Often the MarÉchal d’Ancre, escorted by two or three hundred gentlemen, passed through the courtyard of the Louvre, on his way to or from the Queen-Mother’s apartments, before the eyes of his sovereign, who was generally accompanied only by Luynes and a few valets; and the young monarch, who was not without a sense of his kingly dignity, was shocked that a subject should venture to parade his ill-gotten wealth in this fashion in his own palace. For, thanks to Luynes, he was by this time perfectly well-informed as to the source of Concini’s riches. He himself was habitually kept short of money, and, on one occasion, was unable to obtain a sum of 2,000 crowns from the Treasury, the Queen-Mother having given orders that it was to be refused him. And, to complete his humiliation, Concini offered to advance him the money. The parvenu boasted of having raised at his own expense a force of 6,000 LiÉgeois for service against the Princes, and wrote to the King begging him not to trouble about the expense which he had incurred for his Majesty’s service—as though his vast fortune was not entirely composed of the money of him he was pretending to oblige.[117]

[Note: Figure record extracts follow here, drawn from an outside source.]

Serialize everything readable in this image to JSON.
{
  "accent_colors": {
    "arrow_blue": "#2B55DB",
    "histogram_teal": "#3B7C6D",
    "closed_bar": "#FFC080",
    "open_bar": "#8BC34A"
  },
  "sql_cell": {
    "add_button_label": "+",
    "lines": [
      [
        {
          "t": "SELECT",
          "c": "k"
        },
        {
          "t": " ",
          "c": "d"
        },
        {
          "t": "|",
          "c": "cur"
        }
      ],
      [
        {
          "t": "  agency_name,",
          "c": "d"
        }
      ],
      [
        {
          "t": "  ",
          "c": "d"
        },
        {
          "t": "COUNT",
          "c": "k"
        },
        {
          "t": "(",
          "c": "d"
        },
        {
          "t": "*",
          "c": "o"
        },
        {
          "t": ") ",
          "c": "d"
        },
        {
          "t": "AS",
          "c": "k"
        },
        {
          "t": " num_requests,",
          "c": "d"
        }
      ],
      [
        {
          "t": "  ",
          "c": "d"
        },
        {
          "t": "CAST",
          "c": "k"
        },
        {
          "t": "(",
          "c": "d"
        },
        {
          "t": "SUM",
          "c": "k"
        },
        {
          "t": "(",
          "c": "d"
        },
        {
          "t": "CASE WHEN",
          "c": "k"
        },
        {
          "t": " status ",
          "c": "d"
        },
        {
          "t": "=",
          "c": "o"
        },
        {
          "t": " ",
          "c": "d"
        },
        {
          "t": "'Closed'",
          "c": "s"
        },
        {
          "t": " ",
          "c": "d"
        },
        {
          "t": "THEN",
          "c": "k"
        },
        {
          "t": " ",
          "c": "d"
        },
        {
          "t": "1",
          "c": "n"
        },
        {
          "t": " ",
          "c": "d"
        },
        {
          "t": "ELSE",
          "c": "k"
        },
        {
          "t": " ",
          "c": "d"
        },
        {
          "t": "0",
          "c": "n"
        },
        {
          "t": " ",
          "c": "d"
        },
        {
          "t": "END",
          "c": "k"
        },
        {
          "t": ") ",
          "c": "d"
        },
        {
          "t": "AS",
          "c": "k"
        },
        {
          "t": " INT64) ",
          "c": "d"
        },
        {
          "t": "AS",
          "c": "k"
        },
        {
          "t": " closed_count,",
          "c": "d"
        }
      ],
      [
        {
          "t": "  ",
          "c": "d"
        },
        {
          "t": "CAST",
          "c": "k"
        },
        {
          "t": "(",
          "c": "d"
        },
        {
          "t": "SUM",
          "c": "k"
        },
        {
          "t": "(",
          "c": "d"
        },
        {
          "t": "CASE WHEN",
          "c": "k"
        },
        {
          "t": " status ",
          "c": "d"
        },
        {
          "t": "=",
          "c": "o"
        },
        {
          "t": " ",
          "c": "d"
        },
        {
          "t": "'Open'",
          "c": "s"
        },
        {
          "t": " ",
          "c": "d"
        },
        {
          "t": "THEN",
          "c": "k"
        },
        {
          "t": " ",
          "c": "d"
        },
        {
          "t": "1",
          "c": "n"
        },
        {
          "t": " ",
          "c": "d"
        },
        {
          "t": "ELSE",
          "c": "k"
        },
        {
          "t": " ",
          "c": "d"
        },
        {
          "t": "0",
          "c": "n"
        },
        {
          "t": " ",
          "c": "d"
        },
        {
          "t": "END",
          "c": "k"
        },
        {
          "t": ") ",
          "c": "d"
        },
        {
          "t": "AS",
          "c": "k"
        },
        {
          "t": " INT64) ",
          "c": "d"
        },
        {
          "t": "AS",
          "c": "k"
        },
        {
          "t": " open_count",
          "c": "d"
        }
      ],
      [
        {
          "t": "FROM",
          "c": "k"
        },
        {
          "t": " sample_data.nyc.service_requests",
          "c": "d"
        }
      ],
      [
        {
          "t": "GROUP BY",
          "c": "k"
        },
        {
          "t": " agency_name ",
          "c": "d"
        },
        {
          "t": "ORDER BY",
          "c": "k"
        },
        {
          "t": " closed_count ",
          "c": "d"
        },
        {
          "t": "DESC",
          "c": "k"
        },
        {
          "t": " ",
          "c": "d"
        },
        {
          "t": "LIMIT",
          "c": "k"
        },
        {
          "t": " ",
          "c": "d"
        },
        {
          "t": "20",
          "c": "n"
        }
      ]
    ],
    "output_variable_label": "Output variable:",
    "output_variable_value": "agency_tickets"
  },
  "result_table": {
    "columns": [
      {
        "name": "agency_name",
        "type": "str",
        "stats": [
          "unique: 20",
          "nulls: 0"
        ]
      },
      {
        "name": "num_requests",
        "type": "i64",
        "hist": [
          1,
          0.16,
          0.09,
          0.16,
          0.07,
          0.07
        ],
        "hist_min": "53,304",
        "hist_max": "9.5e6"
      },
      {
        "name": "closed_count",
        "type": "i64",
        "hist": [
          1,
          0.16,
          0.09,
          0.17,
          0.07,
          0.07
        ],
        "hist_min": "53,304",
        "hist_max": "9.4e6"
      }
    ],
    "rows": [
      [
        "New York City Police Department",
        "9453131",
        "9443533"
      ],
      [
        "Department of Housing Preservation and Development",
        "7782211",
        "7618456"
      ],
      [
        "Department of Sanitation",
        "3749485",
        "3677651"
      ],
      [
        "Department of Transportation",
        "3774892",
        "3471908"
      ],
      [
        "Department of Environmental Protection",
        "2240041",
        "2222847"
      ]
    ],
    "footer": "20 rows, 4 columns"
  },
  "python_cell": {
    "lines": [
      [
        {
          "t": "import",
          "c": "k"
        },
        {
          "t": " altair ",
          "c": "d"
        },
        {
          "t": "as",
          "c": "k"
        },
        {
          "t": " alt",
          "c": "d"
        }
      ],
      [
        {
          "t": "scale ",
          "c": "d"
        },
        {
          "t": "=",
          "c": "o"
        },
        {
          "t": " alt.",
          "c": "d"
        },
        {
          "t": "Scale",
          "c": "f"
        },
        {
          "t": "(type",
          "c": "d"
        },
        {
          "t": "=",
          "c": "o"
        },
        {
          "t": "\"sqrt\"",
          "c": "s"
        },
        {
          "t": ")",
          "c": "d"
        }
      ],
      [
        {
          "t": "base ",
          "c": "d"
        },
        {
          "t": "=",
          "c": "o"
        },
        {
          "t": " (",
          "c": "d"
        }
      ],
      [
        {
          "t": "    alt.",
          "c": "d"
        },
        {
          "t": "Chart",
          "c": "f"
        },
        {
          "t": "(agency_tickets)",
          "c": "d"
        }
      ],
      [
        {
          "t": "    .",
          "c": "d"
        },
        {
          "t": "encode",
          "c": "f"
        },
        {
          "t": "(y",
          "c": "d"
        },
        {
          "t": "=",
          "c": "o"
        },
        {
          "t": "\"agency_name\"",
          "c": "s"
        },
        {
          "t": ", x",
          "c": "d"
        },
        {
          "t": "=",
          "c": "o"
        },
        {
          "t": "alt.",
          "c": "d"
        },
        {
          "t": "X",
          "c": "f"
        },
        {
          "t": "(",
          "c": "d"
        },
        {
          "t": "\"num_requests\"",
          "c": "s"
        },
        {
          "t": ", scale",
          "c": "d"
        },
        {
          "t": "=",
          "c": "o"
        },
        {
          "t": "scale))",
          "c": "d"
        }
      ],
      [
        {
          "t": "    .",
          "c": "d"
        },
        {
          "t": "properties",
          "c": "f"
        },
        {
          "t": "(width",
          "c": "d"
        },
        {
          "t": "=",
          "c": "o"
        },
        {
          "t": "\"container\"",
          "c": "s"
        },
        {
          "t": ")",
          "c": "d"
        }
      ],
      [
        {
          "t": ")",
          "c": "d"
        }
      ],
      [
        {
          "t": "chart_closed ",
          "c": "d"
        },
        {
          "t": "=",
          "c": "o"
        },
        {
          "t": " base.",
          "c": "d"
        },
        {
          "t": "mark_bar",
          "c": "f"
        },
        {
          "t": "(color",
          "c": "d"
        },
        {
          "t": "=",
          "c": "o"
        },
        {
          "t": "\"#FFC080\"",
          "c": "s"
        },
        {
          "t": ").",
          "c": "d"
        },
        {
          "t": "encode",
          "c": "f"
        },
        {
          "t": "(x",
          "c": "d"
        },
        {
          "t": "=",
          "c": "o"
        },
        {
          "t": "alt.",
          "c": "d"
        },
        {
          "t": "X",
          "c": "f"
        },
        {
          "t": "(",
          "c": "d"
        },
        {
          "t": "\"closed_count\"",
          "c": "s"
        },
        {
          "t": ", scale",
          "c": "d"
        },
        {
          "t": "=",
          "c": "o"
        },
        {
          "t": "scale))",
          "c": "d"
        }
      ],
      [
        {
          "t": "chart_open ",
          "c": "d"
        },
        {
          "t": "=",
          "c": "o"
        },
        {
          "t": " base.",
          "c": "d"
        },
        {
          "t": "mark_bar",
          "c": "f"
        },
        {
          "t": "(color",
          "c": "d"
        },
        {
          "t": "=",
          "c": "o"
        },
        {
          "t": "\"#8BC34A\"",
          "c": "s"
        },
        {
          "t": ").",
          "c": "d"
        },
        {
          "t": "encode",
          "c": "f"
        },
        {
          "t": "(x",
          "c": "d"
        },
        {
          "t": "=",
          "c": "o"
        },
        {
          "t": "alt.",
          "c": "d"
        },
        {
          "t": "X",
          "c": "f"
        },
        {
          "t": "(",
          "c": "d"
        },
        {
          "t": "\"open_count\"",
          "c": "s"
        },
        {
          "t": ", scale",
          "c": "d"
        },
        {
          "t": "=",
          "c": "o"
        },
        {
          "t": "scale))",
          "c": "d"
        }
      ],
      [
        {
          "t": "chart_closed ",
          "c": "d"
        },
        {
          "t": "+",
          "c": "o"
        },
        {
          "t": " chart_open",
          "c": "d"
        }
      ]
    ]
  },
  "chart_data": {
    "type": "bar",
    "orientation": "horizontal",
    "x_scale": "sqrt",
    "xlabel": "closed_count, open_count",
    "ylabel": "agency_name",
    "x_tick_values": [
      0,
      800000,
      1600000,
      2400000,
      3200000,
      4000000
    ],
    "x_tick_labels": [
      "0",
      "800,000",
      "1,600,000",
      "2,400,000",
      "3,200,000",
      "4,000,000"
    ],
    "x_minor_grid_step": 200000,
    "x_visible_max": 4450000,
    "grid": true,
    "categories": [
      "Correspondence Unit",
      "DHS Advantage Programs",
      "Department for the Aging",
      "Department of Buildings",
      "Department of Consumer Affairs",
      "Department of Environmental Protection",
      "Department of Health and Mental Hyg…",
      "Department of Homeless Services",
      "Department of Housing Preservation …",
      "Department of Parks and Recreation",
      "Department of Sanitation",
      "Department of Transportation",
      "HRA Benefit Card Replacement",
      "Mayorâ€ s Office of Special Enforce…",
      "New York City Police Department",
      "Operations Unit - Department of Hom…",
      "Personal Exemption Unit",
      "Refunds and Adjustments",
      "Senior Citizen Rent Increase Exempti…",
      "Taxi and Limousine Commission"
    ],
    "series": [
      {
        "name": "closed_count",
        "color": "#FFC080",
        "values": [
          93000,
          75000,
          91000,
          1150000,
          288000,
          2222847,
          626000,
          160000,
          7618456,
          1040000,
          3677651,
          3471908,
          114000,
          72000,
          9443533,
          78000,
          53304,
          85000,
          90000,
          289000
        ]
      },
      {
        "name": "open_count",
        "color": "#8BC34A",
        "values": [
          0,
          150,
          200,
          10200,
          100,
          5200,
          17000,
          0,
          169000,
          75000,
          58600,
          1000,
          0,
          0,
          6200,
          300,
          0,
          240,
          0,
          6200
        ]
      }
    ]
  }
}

It seems strange that Marie de’ Medici and Concini, so careful to keep away from the King everyone whom they considered might encourage him to assert his independence of his mother’s tutelage, should have for so long entertained no suspicion of Luynes. At length, however, their eyes began to be opened, and one day towards the end of January, 1617, Luynes sent one of his servants to Bassompierre to inform him that the Queen-Mother purposed to exile him (Luynes) from the Court, on the ground that “he wished to carry off the King and take him out of Paris,” and to ask for his good offices to disabuse her Majesty’s mind. These were unnecessary, as it proved to be merely a rumour; but “Luynes made the King believe that it was the MarÉchal d’Ancre who had spread this report, to see how the King would take it; whereby the King became more and more incensed against the MarÉchal d’Ancre, and high words passed between Luynes and the said marshal.”
“The same evening,” continues Bassompierre, “as the Queen was speaking to me about this matter, I said to her: ‘Madame, it seems to me that you do not think enough of yourself, and that, one of these days, they will take away the King from under your wing. They are inciting him against your creatures first, and afterwards they will incite him against you. Your authority is only precarious, which will cease from the moment that the King no longer desires it, and they will harden him little by little until he does not desire it any more. And it is easy to persuade young people to emancipate themselves. If the King were to go, one of these days, to Saint-Germain, and were to order M. d’Épernon and myself to come there to him, and then told us that we were no longer to recognise your authority, we are your very obliged servants, but we should be unable to do any other thing than to come and bid you farewell, and to beg you very humbly to excuse us, if, during your administration of the State, we had not served you as well as we ought to have done. Judge, Madame,” I continued, “whether the other officers would be able to act otherwise, and whether you would not be left with empty hands after such an administration.”